Most uses I've seen don't expect truncating. Typical use: array[index as usize] doesn't expect to truncate here.

That's not a great example though: casting indexes is a code smell. If one needs indices, one should always use usize for storing the index in the first place. If indexes come from somewhere else and in a different representation, one should then attempt to bulk-convert them to usize in a fallible all-or-nothing manner anyway, since it's a pretty bad debugging UX in the usage of a data structure if some indexing operations fail/panic while other ones had previously succeeded, just because e.g. some of them happens not to fit a 32-bit usize on a 32-bit platform.

Most legitimate uses of integer casts are encountered when manipulating binary formats, where truncating is usually desired, e.g. breaking up a wider number into its constituent bytes or words for parsing purposes is widespread.

I agree that's how it should be. But the nice and short as notation encourages using it in place of .into() or try_into() all over real code though where wrapping is not expected. I see plenty of examples in std code, for example.

1 Like

In practice that would mean all your integers are usize because most everything can be used for an index calculation. But even std functions give you other types. Hasher gives you u64, not usize. u64::trailing_zeros gives you u32. Etc. So you have to convert sometimes.

Also usize is not portable, so actually I don't think this is great advice. For instance, if I'm calculating the size of a data structure I need, and I know my calculation will fit in 40 bits, I don't want to use usize for that calculation because usize might not have 40 bits, which would make my calculation overflow. Totally not what I want. So I want to use u64, and then if the number is actually too big to fit in memory, I want this to fail when I try to allocate memory by calling Vec::new(size.try_into().unwrap()) or something like that.

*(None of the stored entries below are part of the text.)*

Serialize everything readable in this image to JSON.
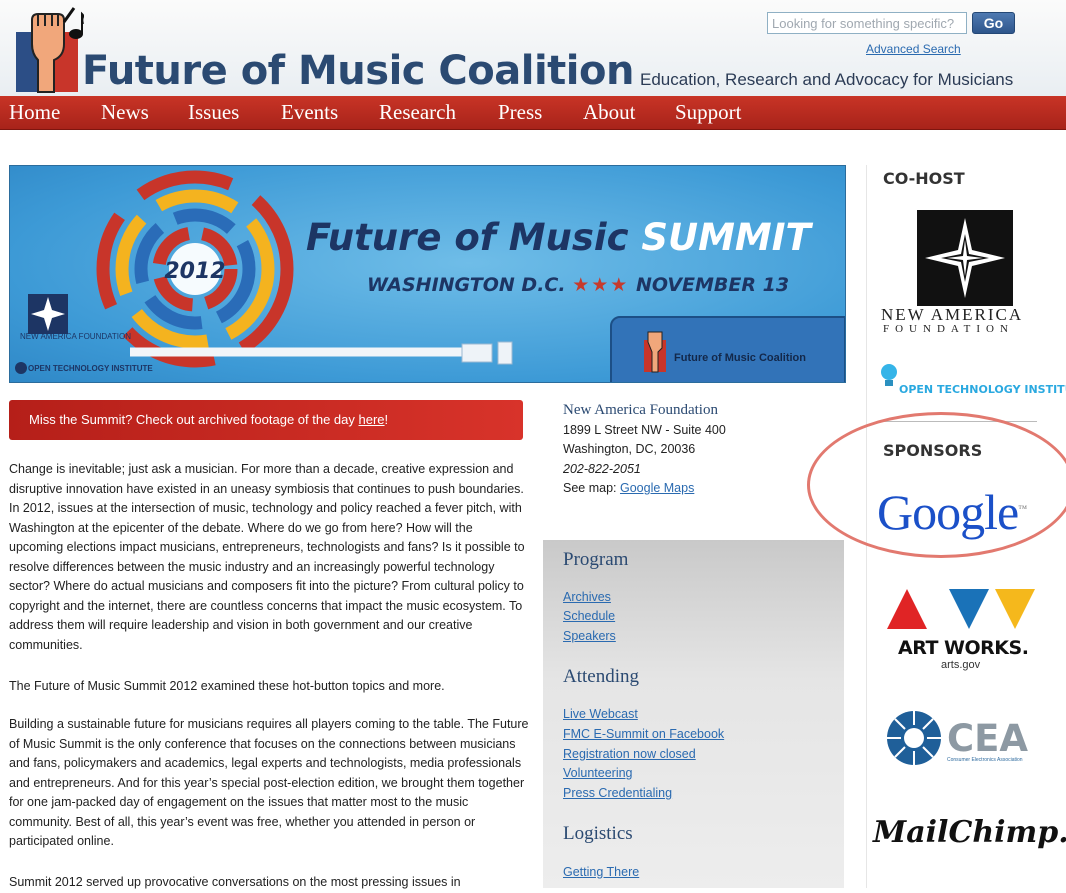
{
  "header": {
    "site_title": "Future of Music Coalition",
    "tagline": "Education, Research and Advocacy for Musicians",
    "search_placeholder": "Looking for something specific?",
    "go_label": "Go",
    "advanced_search": "Advanced Search"
  },
  "nav": [
    {
      "label": "Home"
    },
    {
      "label": "News"
    },
    {
      "label": "Issues"
    },
    {
      "label": "Events"
    },
    {
      "label": "Research"
    },
    {
      "label": "Press"
    },
    {
      "label": "About"
    },
    {
      "label": "Support"
    }
  ],
  "banner": {
    "year": "2012",
    "title_main": "Future of Music ",
    "title_accent": "SUMMIT",
    "location": "WASHINGTON D.C.",
    "stars": "★★★",
    "date": "NOVEMBER 13",
    "fmc_label": "Future of Music Coalition",
    "nam_label": "NEW AMERICA FOUNDATION",
    "oti_label": "OPEN TECHNOLOGY INSTITUTE"
  },
  "alert": {
    "text": "Miss the Summit? Check out archived footage of the day ",
    "link": "here",
    "suffix": "!"
  },
  "body": {
    "paragraph1": "Change is inevitable; just ask a musician. For more than a decade, creative expression and disruptive innovation have existed in an uneasy symbiosis that continues to push boundaries. In 2012, issues at the intersection of music, technology and policy reached a fever pitch, with Washington at the epicenter of the debate. Where do we go from here? How will the upcoming elections impact musicians, entrepreneurs, technologists and fans? Is it possible to resolve differences between the music industry and an increasingly powerful technology sector? Where do actual musicians and composers fit into the picture? From cultural policy to copyright and the internet, there are countless concerns that impact the music ecosystem. To address them will require leadership and vision in both government and our creative communities.",
    "paragraph2": "The Future of Music Summit 2012 examined these hot-button topics and more.",
    "paragraph3": "Building a sustainable future for musicians requires all players coming to the table. The Future of Music Summit is the only conference that focuses on the connections between musicians and fans, policymakers and academics, legal experts and technologists, media professionals and entrepreneurs. And for this year’s special post-election edition, we brought them together for one jam-packed day of engagement on the issues that matter most to the music community. Best of all, this year’s event was free, whether you attended in person or participated online.",
    "paragraph4": "Summit 2012 served up provocative conversations on the most pressing issues in"
  },
  "address": {
    "name": "New America Foundation",
    "street": "1899 L Street NW - Suite 400",
    "city": "Washington, DC, 20036",
    "phone": "202-822-2051",
    "map_prefix": "See map: ",
    "map_link": "Google Maps"
  },
  "program_box": {
    "program_heading": "Program",
    "program_links": [
      "Archives",
      "Schedule",
      "Speakers"
    ],
    "attending_heading": "Attending",
    "attending_links": [
      "Live Webcast",
      "FMC E-Summit on Facebook",
      "Registration now closed",
      "Volunteering",
      "Press Credentialing"
    ],
    "logistics_heading": "Logistics",
    "logistics_links": [
      "Getting There"
    ]
  },
  "sidebar": {
    "cohost_heading": "CO-HOST",
    "nam_name": "NEW AMERICA",
    "nam_sub": "FOUNDATION",
    "oti_name": "OPEN TECHNOLOGY INSTITUTE",
    "sponsors_heading": "SPONSORS",
    "google": "Google",
    "google_tm": "™",
    "artworks": "ART WORKS.",
    "artsgov": "arts.gov",
    "cea": "CEA",
    "cea_sub": "Consumer Electronics Association",
    "mailchimp": "MailChimp."
  },
  "colors": {
    "brand_blue": "#2b4a72",
    "nav_red": "#b8281d",
    "link_blue": "#2a6ab0",
    "highlight_circle": "#e2796f"
  }
}
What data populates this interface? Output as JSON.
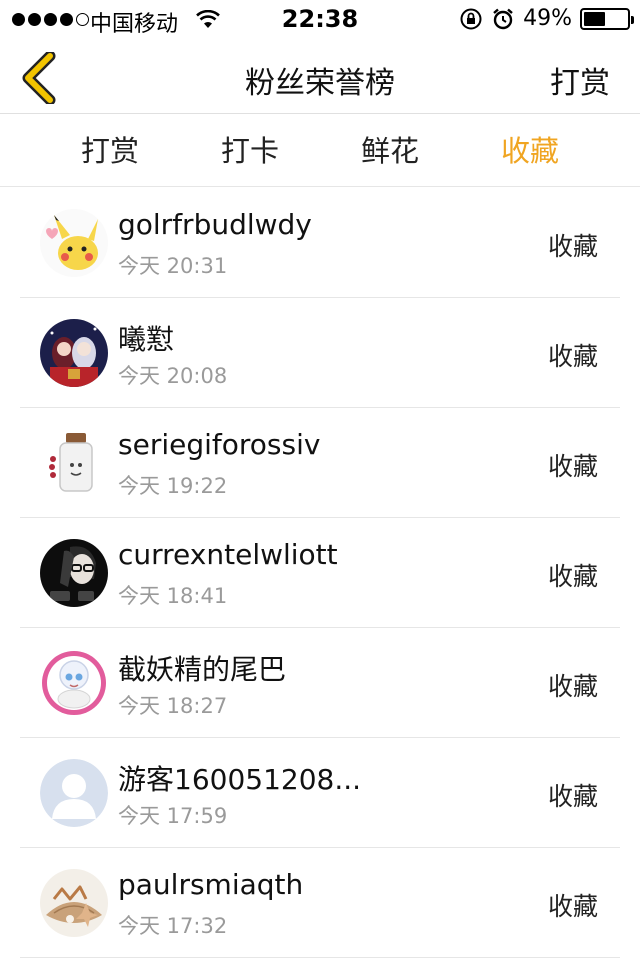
{
  "status_bar": {
    "carrier": "中国移动",
    "time": "22:38",
    "battery": "49%",
    "battery_level": 0.49
  },
  "nav": {
    "title": "粉丝荣誉榜",
    "right_action": "打赏",
    "back_icon": "chevron-left-icon",
    "back_color": "#f2c400"
  },
  "tabs": [
    {
      "label": "打赏",
      "active": false
    },
    {
      "label": "打卡",
      "active": false
    },
    {
      "label": "鲜花",
      "active": false
    },
    {
      "label": "收藏",
      "active": true
    }
  ],
  "accent_color": "#f0a522",
  "rows": [
    {
      "name": "golrfrbudlwdy",
      "time": "今天 20:31",
      "action": "收藏"
    },
    {
      "name": "曦懟",
      "time": "今天 20:08",
      "action": "收藏"
    },
    {
      "name": "seriegiforossiv",
      "time": "今天 19:22",
      "action": "收藏"
    },
    {
      "name": "currexntelwliott",
      "time": "今天 18:41",
      "action": "收藏"
    },
    {
      "name": "截妖精的尾巴",
      "time": "今天 18:27",
      "action": "收藏"
    },
    {
      "name": "游客160051208...",
      "time": "今天 17:59",
      "action": "收藏"
    },
    {
      "name": "paulrsmiaqth",
      "time": "今天 17:32",
      "action": "收藏"
    }
  ]
}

I'd still argue that most of the time when you want to convert between types, you don't expect just the low bits -- that's rather specialized and low-level. Hence it should be something like wrapping_into, analogous to wrapping_add, wrapping_sub, etc.

Maybe you misunderstood and/or I expressed it badly.

I understand now why "as" has this behavior, so it isn't "odd" to me anymore.

But in many cases I need a different behavior, namely returning an error or panicking (which is what I can achieve with .try_into()? or .try_into().unwrap()). But I haven't found a way to do that in case of converting from f64 to an integer type unless I manually check for NAN. Is there any built-in function doing that for me?

No built-ins, but the num-traits crate I linked to is a de facto standard crate, maintained by Rust team members, and it implements that functionality.

2 Likes

I don't think so. "Can be used", maybe, technically, but in practice not nearly every integer is used for indexing; this seems quite obvious to me. In many cases, integers are used for something completely different, such as:

  • cryptographic credentials
  • database identifiers
  • packet type descriptors in network protocols (similar to enum discriminants)
  • counting and doing math with money or time, without floating-point rounding errors

A cryptographic key or a payment amount specified in cents rarely ever ends up indexing into anything, so it's fine to specify them as an appropriate fixed-with integer.

That was exactly my suggestion w.r.t. bulk conversion.